Charli XCX has long been one of pop’s most galaxy-brained writers and performers, but she’s ready for what she calls her “main pop-girl moment.” With her upcoming album, Crash (due March 18), she presents a brilliant case: It’s an airtight pop project full of top-notch hooks that also functions as a quick tour through the past couple of decades of the genre. Like everything the artist does, Crash is, first and foremost, fun. “I think the people who know me and my work know that 50 percent of the time I’m entirely serious, and the other 50 percent of the time I’m a troll,” she says, calling from the English countryside. Crash follows 2020’s How I’m Feeling Now, an album she made under a tight deadline in Covid lockdown. She’s immortalized that process with a new documentary, Alone Together. Like the album whose creation it captured, the documentary is a deeply personal release, giving a glimpse into her private life and the emotional turmoil caused by the pandemic and a self-imposed deadline for the album. “Sometimes people don’t get it,” she says of her work. “Sometimes people don’t like it. But that’s what I like to do.”
I just watched the documentary—
Oh, God. . . .
Why “Oh, God”?
It feels like a different time, a different lifetime. Honestly, it’s hard to watch myself be so upset. Also, unfortunately, me and my partner at that time are no longer together. The whole thing is really emotional for me.

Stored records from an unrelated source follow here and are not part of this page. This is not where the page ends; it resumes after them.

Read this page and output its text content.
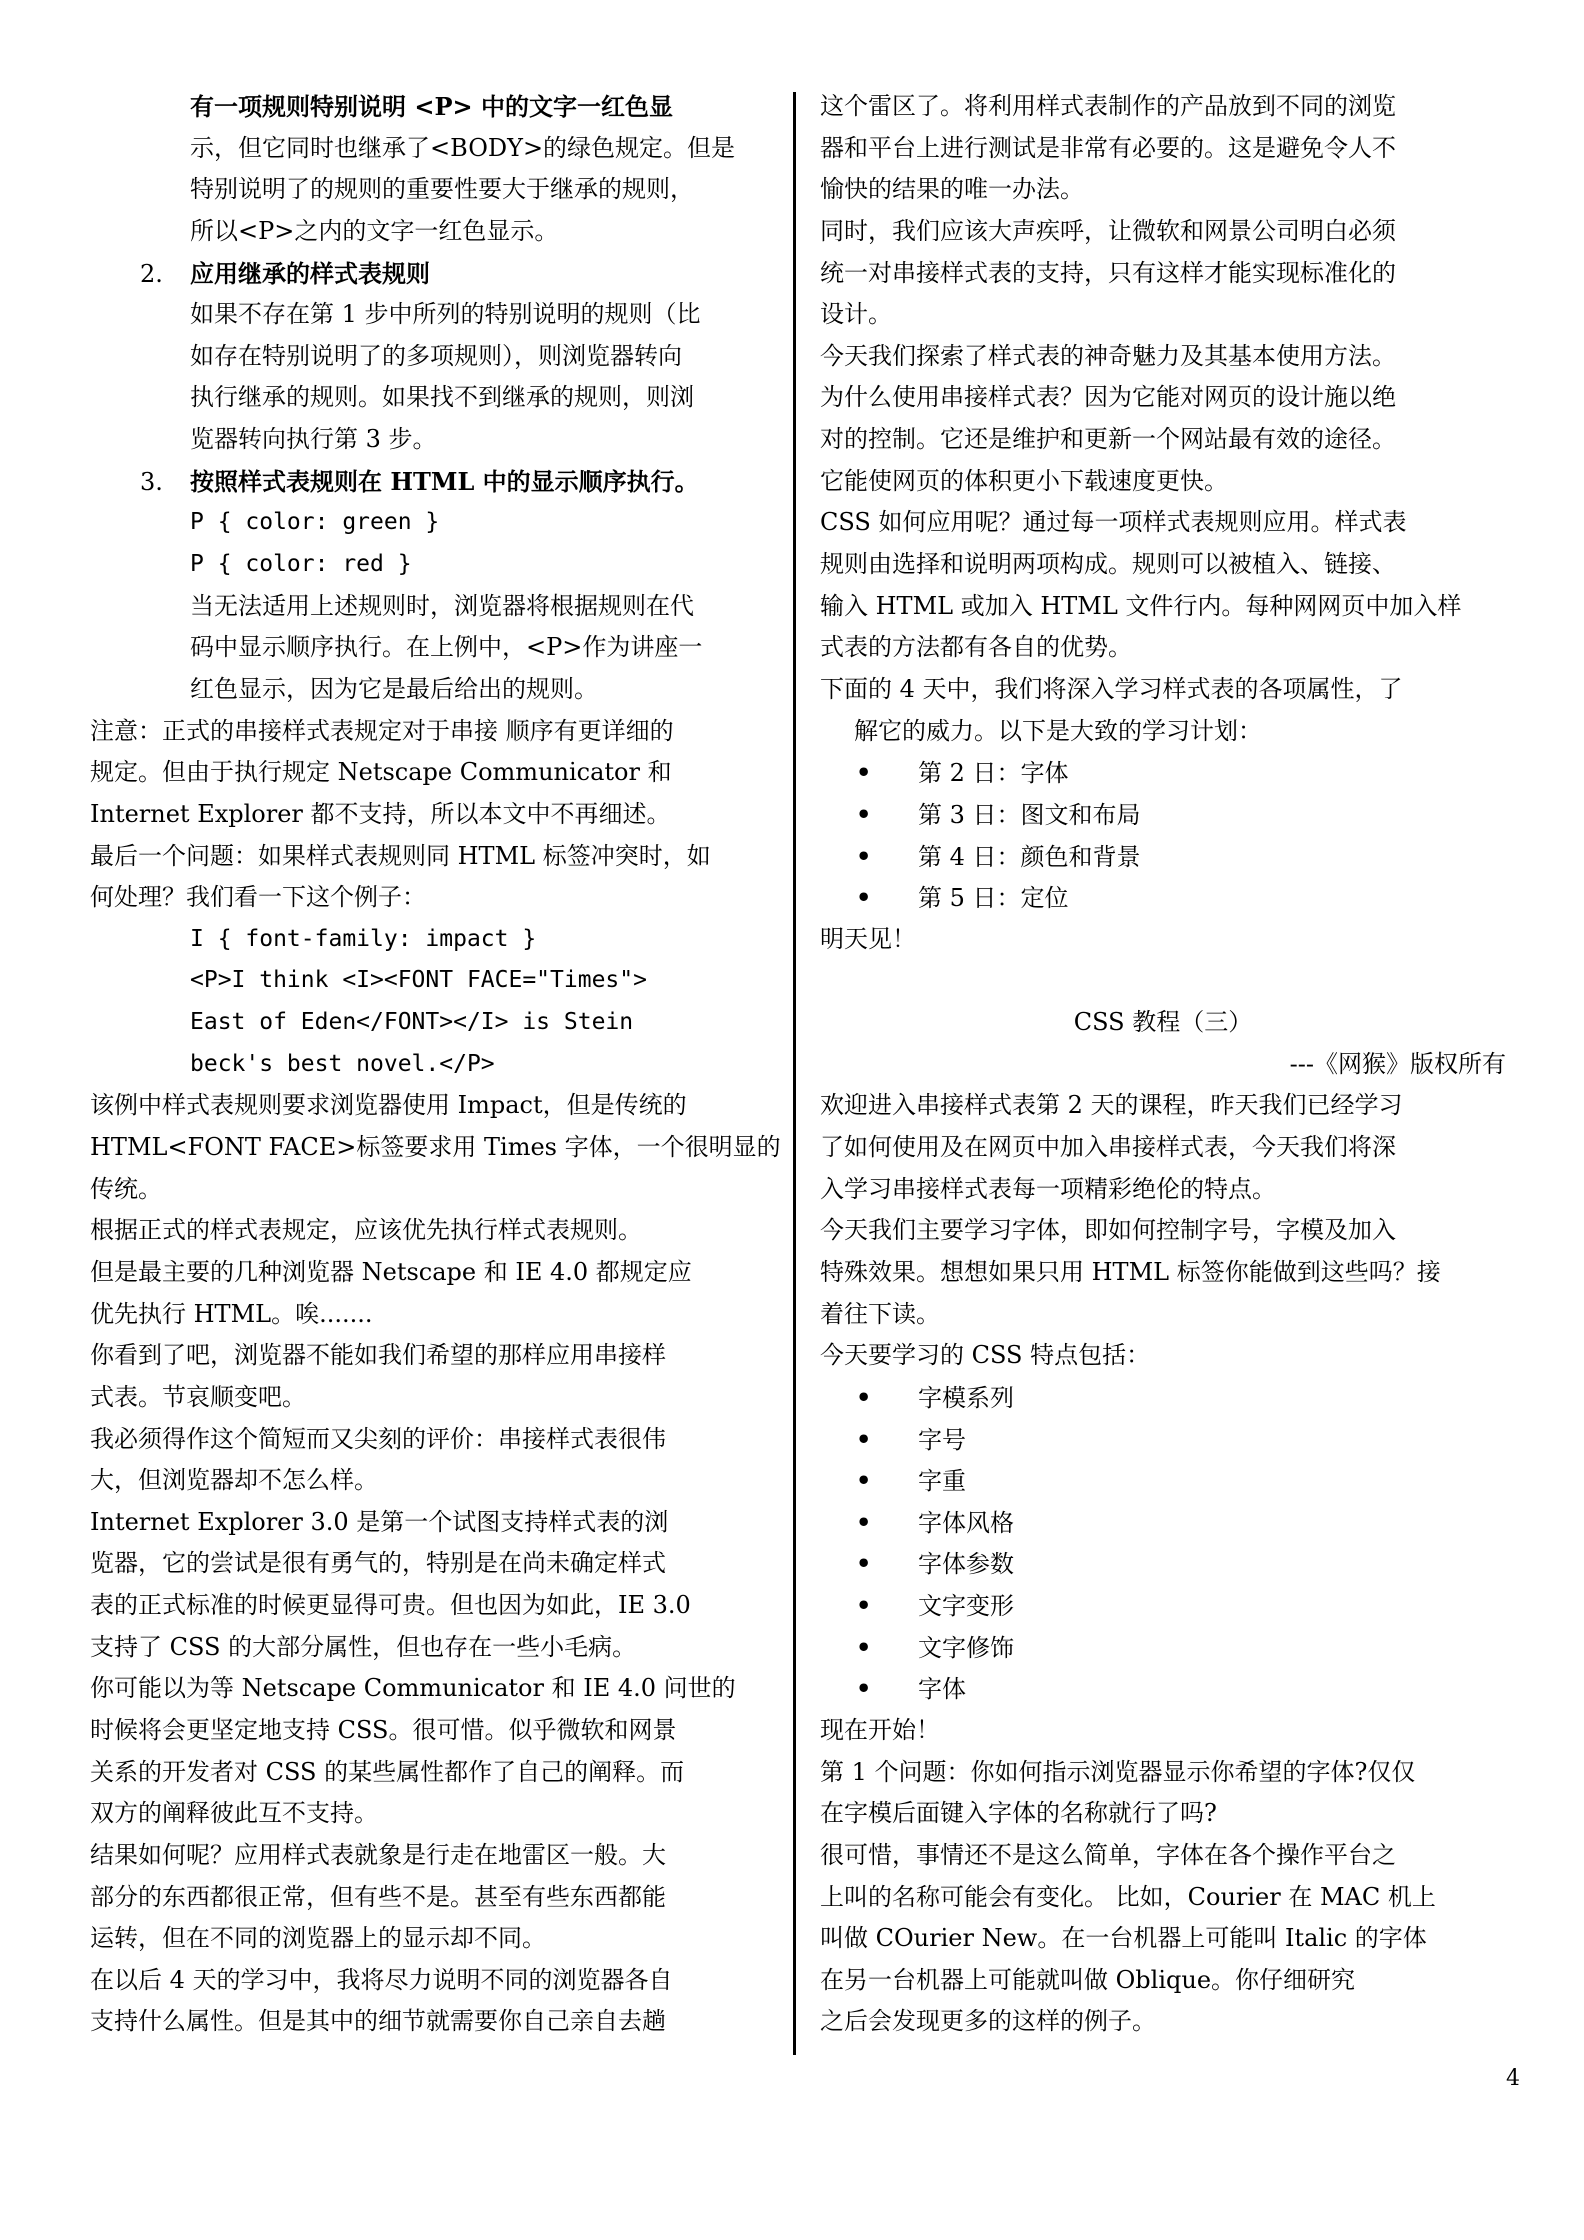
有一项规则特别说明 <P> 中的文字一红色显
示，但它同时也继承了<BODY>的绿色规定。但是
特别说明了的规则的重要性要大于继承的规则，
所以<P>之内的文字一红色显示。
2. 应用继承的样式表规则
如果不存在第 1 步中所列的特别说明的规则（比
如存在特别说明了的多项规则），则浏览器转向
执行继承的规则。如果找不到继承的规则，则浏
览器转向执行第 3 步。
3. 按照样式表规则在 HTML 中的显示顺序执行。
P { color: green }
P { color: red }
当无法适用上述规则时，浏览器将根据规则在代
码中显示顺序执行。在上例中，<P>作为讲座一
红色显示，因为它是最后给出的规则。
注意：正式的串接样式表规定对于串接 顺序有更详细的
规定。但由于执行规定 Netscape Communicator 和
Internet Explorer 都不支持，所以本文中不再细述。
最后一个问题：如果样式表规则同 HTML 标签冲突时，如
何处理？我们看一下这个例子：
I { font-family: impact }
<P>I think <I><FONT FACE="Times">
East of Eden</FONT></I> is Stein
beck's best novel.</P>
该例中样式表规则要求浏览器使用 Impact，但是传统的
HTML<FONT FACE>标签要求用 Times 字体，一个很明显的
传统。
根据正式的样式表规定，应该优先执行样式表规则。
但是最主要的几种浏览器 Netscape 和 IE 4.0 都规定应
优先执行 HTML。唉.......
你看到了吧，浏览器不能如我们希望的那样应用串接样
式表。节哀顺变吧。
我必须得作这个简短而又尖刻的评价：串接样式表很伟
大，但浏览器却不怎么样。
Internet Explorer 3.0 是第一个试图支持样式表的浏
览器，它的尝试是很有勇气的，特别是在尚未确定样式
表的正式标准的时候更显得可贵。但也因为如此，IE 3.0
支持了 CSS 的大部分属性，但也存在一些小毛病。
你可能以为等 Netscape Communicator 和 IE 4.0 问世的
时候将会更坚定地支持 CSS。很可惜。似乎微软和网景
关系的开发者对 CSS 的某些属性都作了自己的阐释。而
双方的阐释彼此互不支持。
结果如何呢？应用样式表就象是行走在地雷区一般。大
部分的东西都很正常，但有些不是。甚至有些东西都能
运转，但在不同的浏览器上的显示却不同。
在以后 4 天的学习中，我将尽力说明不同的浏览器各自
支持什么属性。但是其中的细节就需要你自己亲自去趟
这个雷区了。将利用样式表制作的产品放到不同的浏览
器和平台上进行测试是非常有必要的。这是避免令人不
愉快的结果的唯一办法。
同时，我们应该大声疾呼，让微软和网景公司明白必须
统一对串接样式表的支持，只有这样才能实现标准化的
设计。
今天我们探索了样式表的神奇魅力及其基本使用方法。
为什么使用串接样式表？因为它能对网页的设计施以绝
对的控制。它还是维护和更新一个网站最有效的途径。
它能使网页的体积更小下载速度更快。
CSS 如何应用呢？通过每一项样式表规则应用。样式表
规则由选择和说明两项构成。规则可以被植入、链接、
输入 HTML 或加入 HTML 文件行内。每种网网页中加入样
式表的方法都有各自的优势。
下面的 4 天中，我们将深入学习样式表的各项属性，了
解它的威力。以下是大致的学习计划：
• 第 2 日：字体
• 第 3 日：图文和布局
• 第 4 日：颜色和背景
• 第 5 日：定位
明天见！
CSS 教程（三）
---《网猴》版权所有
欢迎进入串接样式表第 2 天的课程，昨天我们已经学习
了如何使用及在网页中加入串接样式表，今天我们将深
入学习串接样式表每一项精彩绝伦的特点。
今天我们主要学习字体，即如何控制字号，字模及加入
特殊效果。想想如果只用 HTML 标签你能做到这些吗？接
着往下读。
今天要学习的 CSS 特点包括：
• 字模系列
• 字号
• 字重
• 字体风格
• 字体参数
• 文字变形
• 文字修饰
• 字体
现在开始！
第 1 个问题：你如何指示浏览器显示你希望的字体?仅仅
在字模后面键入字体的名称就行了吗?
很可惜，事情还不是这么简单，字体在各个操作平台之
上叫的名称可能会有变化。 比如，Courier 在 MAC 机上
叫做 COurier New。在一台机器上可能叫 Italic 的字体
在另一台机器上可能就叫做 Oblique。你仔细研究
之后会发现更多的这样的例子。
4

I probably won’t be watching it again.
That film is a snapshot of your 2020, so I’m curious how your 2021 went.
I had actually begun making Crash prior to How I’m Feeling Now, but I decided to pivot from making that record when the pandemic hit and it was evident what the global state was. It felt quite drastic to get back into that swing after having made something [How I’m Feeling Now] in the most low-fi way I’ve made music since I was 14 and making things in my bedroom, to go from shooting music videos on a rented green screen in my basement to going to Mexico City to shoot with Hannah Lux Davis. But I always wanted projects to feel drastically different from one another.
Crash has a whole concept and narrative: The “evil pop star” who has made a deal with the devil. Was that something you had in mind when you first started the album?
I’ve always been interested in the idea of what a “sellout” is in modern-day pop music and if it even exists. I’ve been signed to a major label since I was 16. I think I’ve had quite an untypical major-label-artist journey, so it’s interesting to operate within that framework. I suppose this record and the imagery is partially a comment on that. It’s also partially a comment on what authenticity is. I think artists feel they need to really prove that they wrote their own songs, that they direct their own music videos, that they are the brain behind everything. As I got older, I began to care less and less about that because I know I can write a great pop song and I know I can communicate my vision.
When did you grow out of the mindset of needing to prove yourself? Was there a particular project or moment that made you start to say “Fuck what people think about pop music, about me, about what I’m doing”?
I think that’s been my mission station since post-Sucker, really when I began working with Sophie and A.G. Cook. From that point on, until now and probably beyond, it’s stayed the same. It’s hard. It’s not super tangible. Also, I’m constantly changing my mind about what I think, so that’s not very helpful either. I felt like that was beginning to become kind of like an expected sound from me, or an expected way that I did things. The reason making Crash felt so right is because I don’t think people expected me to do that. I always feel most myself when I’m challenging people and maybe sometimes confusing people.
You love a car theme, and both the title and cover of your new album play into that. Some fans were connecting it to David Cronenberg’s film Crash. How spot-on are their theories?
I like the onomatopoeic-ness of Crash. I feel like there’s been a lot of references to those kinds of titles throughout my music, from “Boom Clap” to “Vroom Vroom.”
One thing that’s kind of interesting is the fact that I’m not driving the car on the cover. That’s something I’d be really interested in reading theories about. The way that I am on the car, it’s like I’m very much alive but injured, but I’m also dominating. This is all very art school of me. I also just think I look hot in the picture.
You’re friends with Christine and the Queens and Caroline Polachek, who both appear on the single “New Shapes.” How have those relationships developed over the years?
We’ve been through a lot together, musically and personally. Caroline lived in my house for three months while she was getting her own place in Los Angeles. And her partner and I used to go to art school together. Christine has been so instrumental in helping me through tricky thoughts about my relationships and sex. In part, that’s what “New Shapes” is about.
Those two were going to join you when you were supposed to be the musical guest on SNL in December, before that episode got cut down due to a Covid surge. Are there plans for you to return to the show before the season is over?
I don’t know. I really hope so because it’s iconic, isn’t it? I haven’t done it since 2015. I was so sad. It was the Paul Rudd episode! He’s such a legend. I thought the performance was going to be sick. I was like, “This would have been my best TV performance ever.” When it couldn’t go ahead, it was crushing. I was going to have a main pop-girl moment. Hopefully something can happen in the future. Fingers crossed.
This is your last album with Atlantic. What are you going to do next?
I wish I could give you that kind of hot exclusive, but I am not going to. Just watch this space.